In another embodiment of the medicine drawer, the pair of antennae 340 forms two separate sides 315b of the medicine drawer 314.

While specific embodiments have been described and illustrated, it is understood that many changes, modifications, variations and combinations thereof could be made to the present invention without departing from the scope of the invention. For example, the pair of antennae 340 may not be orthogonal to each other, so long as they are not parallel to each other. The plane of the antenna may just take the plane of the base or sidewall of the medicine drawer. In addition, the present invention is not confined to monitoring and tracking of medical supplies; other items, for example, goods on a storage compartment, such as, a shelf of a warehouse may be monitored and its content or stock is updated automatically and regularly in a database.

Claims

1. A storage compartment in an RFID tracking system, said storage compartment comprising two RFID antennae that are aligned substantially orthogonal to each other.

2. A storage compartment according to claim 1, wherein one of the RFID antennae is aligned in a horizontal plane in the storage compartment and the other is aligned in a side thereto.

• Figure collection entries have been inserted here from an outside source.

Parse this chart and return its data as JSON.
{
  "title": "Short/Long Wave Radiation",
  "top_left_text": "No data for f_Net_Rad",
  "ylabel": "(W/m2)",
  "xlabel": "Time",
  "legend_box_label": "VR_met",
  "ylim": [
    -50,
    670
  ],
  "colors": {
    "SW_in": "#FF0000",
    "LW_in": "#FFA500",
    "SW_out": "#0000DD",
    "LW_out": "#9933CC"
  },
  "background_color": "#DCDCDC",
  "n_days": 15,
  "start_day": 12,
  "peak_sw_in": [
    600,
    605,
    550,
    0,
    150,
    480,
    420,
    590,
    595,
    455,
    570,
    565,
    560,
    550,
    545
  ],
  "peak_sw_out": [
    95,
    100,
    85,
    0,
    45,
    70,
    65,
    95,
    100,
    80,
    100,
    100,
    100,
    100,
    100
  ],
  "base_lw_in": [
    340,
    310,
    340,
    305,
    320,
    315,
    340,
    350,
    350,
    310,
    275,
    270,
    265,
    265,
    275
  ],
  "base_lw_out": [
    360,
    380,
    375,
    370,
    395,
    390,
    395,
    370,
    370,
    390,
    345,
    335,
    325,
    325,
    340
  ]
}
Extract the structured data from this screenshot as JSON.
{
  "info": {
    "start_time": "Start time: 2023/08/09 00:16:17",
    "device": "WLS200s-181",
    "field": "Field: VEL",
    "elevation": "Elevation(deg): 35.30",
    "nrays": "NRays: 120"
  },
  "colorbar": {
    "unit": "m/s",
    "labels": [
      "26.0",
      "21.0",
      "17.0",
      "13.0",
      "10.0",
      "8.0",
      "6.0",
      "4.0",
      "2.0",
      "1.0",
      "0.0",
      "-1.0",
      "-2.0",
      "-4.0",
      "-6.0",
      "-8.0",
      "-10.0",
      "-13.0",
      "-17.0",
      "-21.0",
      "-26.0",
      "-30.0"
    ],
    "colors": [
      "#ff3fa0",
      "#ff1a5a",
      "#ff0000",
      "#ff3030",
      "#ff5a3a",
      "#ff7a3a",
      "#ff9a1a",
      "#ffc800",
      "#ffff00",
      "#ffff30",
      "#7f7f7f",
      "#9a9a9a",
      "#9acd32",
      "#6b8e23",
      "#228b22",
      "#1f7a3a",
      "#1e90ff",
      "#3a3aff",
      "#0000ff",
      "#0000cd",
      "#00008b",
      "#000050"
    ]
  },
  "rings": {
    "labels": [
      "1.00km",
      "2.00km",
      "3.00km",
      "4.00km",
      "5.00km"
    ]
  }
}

3. A storage compartment according to claim 1, wherein the RFID antennae are aligned in adjacent sides with respect to a horizontal plane in the storage compartment.

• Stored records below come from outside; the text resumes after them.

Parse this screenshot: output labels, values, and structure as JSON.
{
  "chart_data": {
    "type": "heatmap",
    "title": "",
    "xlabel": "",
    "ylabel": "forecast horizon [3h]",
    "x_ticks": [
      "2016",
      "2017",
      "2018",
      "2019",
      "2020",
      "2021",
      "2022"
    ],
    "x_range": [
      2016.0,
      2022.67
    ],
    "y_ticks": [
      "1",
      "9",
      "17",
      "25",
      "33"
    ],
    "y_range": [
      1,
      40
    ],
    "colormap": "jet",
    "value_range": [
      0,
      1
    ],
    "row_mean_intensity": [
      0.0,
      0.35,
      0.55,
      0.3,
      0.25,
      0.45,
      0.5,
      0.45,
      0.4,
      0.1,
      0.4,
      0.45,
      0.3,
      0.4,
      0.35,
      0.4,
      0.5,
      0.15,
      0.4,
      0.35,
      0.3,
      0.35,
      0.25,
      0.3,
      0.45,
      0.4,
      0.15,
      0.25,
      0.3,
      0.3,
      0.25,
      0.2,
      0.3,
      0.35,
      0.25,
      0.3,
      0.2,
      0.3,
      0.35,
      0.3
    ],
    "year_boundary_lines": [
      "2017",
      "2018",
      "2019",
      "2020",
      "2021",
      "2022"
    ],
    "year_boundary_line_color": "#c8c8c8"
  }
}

4. A storage compartment according to any one of claims 1-3, wherein each antenna is tuned with a standing wave meter to a resonant frequency of 13.56 MHz and a quality factor of −1 and +1 MHz about the resonant frequency.

5. A storage compartment according to claim 4, wherein each antenna is tuned by varying a combination of these factors: capacitance C, resistance R, inductance L and length of cable.

6. A storage compartment according to any one of claims 1-5, wherein the antennae are spaced apart by a horizontal distance X, a vertical distance Y or an angular distance W.

7. A storage compartment according to claim 6, wherein the distance X or Y is substantially 5 cm or more and the angular distance W is substantially 6 cm or more.

8. A storage compartment according to any one of claims 1-7, further comprising an electromagnetic (EM) shield separating a compartment from an adjacent compartment.

9. A storage compartment according to claim 8, wherein the EM shield is disposed outboard, inboard or integrally within a board of the compartment.

10. A storage compartment according to claim 8 or 9, wherein the EM shield is an aluminium foil.

11. A storage compartment according to any one of claims 1-10, wherein the storage compartment is on a trolley.

12. A RFID tracking system comprising: a trolley having a storage compartment, said storage compartment has two RFID antennae that are aligned substantially orthogonal to each other.

13. A system according to claim 12, further comprising a RFID controller, a RFID reader and a wireless communication unit to communicate with a database.

14. A system according to claim 12 or 13, wherein the RFID controller controls each RFID antenna to scan RFID tags during each interrogation.

15. A system according to claim 14, wherein each interrogation comprises a plurality of scans.